Oh, and by the way, it’s not OK to call these people “illegal aliens” in a “hateful” way if you’re in New York City — there’s a new law against that.
Now, actress and entertainer Selena Gomez has written an essay for Time magazine in which she sings the praises of those who are undocumented and living here.
She’s already being praised for its “poignance.”
Because the issue is personal for her.
"It’s time to listen to the people whose lives are being directly affected by immigration policies," writes @selenagomez. "It’s time to get to know the individuals whose complex stories have been reduced to basic headlines" https://t.co/Yv3vRcVKXf
— TIME (@TIME) October 1, 2019
“In the 1970s, my aunt crossed the border from Mexico to the United States hidden in the back of a truck,” she writes.
“My grandparents followed, and my father was born in Texas soon after.”
“In 1992, I was born a U.S. citizen thanks to their bravery and sacrifice.”
This is where (and why) so many on the Left are already applauding.

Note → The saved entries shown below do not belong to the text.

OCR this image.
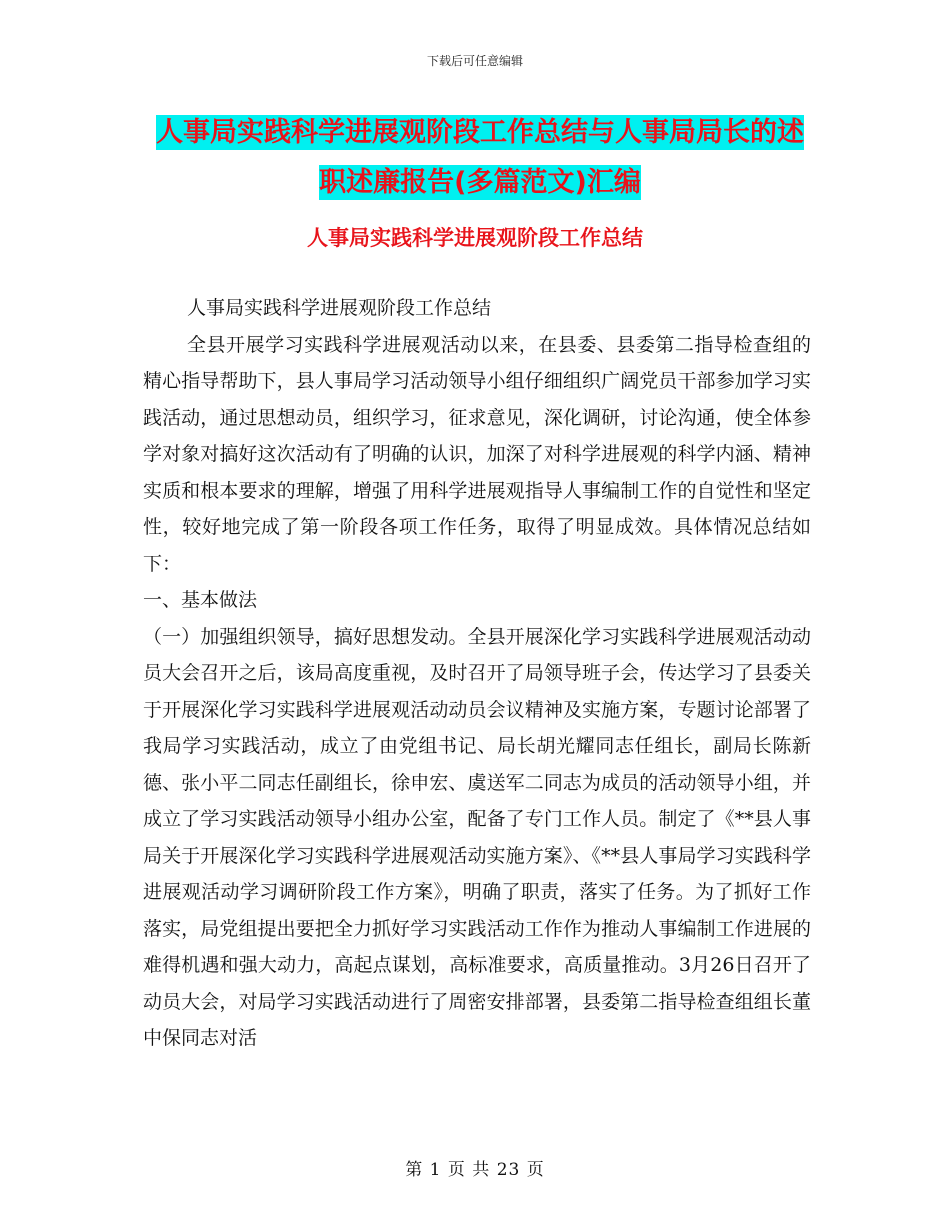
下载后可任意编辑
人事局实践科学进展观阶段工作总结与人事局局长的述职述廉报告(多篇范文)汇编
人事局实践科学进展观阶段工作总结

人事局实践科学进展观阶段工作总结

全县开展学习实践科学进展观活动以来，在县委、县委第二指导检查组的精心指导帮助下，县人事局学习活动领导小组仔细组织广阔党员干部参加学习实践活动，通过思想动员，组织学习，征求意见，深化调研，讨论沟通，使全体参学对象对搞好这次活动有了明确的认识，加深了对科学进展观的科学内涵、精神实质和根本要求的理解，增强了用科学进展观指导人事编制工作的自觉性和坚定性，较好地完成了第一阶段各项工作任务，取得了明显成效。具体情况总结如下：

一、基本做法

（一）加强组织领导，搞好思想发动。全县开展深化学习实践科学进展观活动动员大会召开之后，该局高度重视，及时召开了局领导班子会，传达学习了县委关于开展深化学习实践科学进展观活动动员会议精神及实施方案，专题讨论部署了我局学习实践活动，成立了由党组书记、局长胡光耀同志任组长，副局长陈新德、张小平二同志任副组长，徐申宏、虞送军二同志为成员的活动领导小组，并成立了学习实践活动领导小组办公室，配备了专门工作人员。制定了《**县人事局关于开展深化学习实践科学进展观活动实施方案》、《**县人事局学习实践科学进展观活动学习调研阶段工作方案》，明确了职责，落实了任务。为了抓好工作落实，局党组提出要把全力抓好学习实践活动工作作为推动人事编制工作进展的难得机遇和强大动力，高起点谋划，高标准要求，高质量推动。3月26日召开了动员大会，对局学习实践活动进行了周密安排部署，县委第二指导检查组组长董中保同志对活

第 1 页 共 23 页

“Over the past four decades, members of my family have worked hard to gain United States citizenship,” she goes on.
And then: “Undocumented immigration is an issue I think about every day, and I never forget how blessed I am to have been born in this country thanks to my family and the grace of circumstance.”
“But when I read the news headlines or see debates about immigration rage on social media, I feel afraid for those in similar situations. I feel afraid for my country.”
That would be a country of laws, with borders that should be respected — a country that has allowed her success and the success of millions of others to occur — and a country that has many of its own needs and concerns to take care of and handle.
The docuseries she executive-produced, “Living Undocumented,” is available to stream on Netflix beginning on Wednesday, October 2.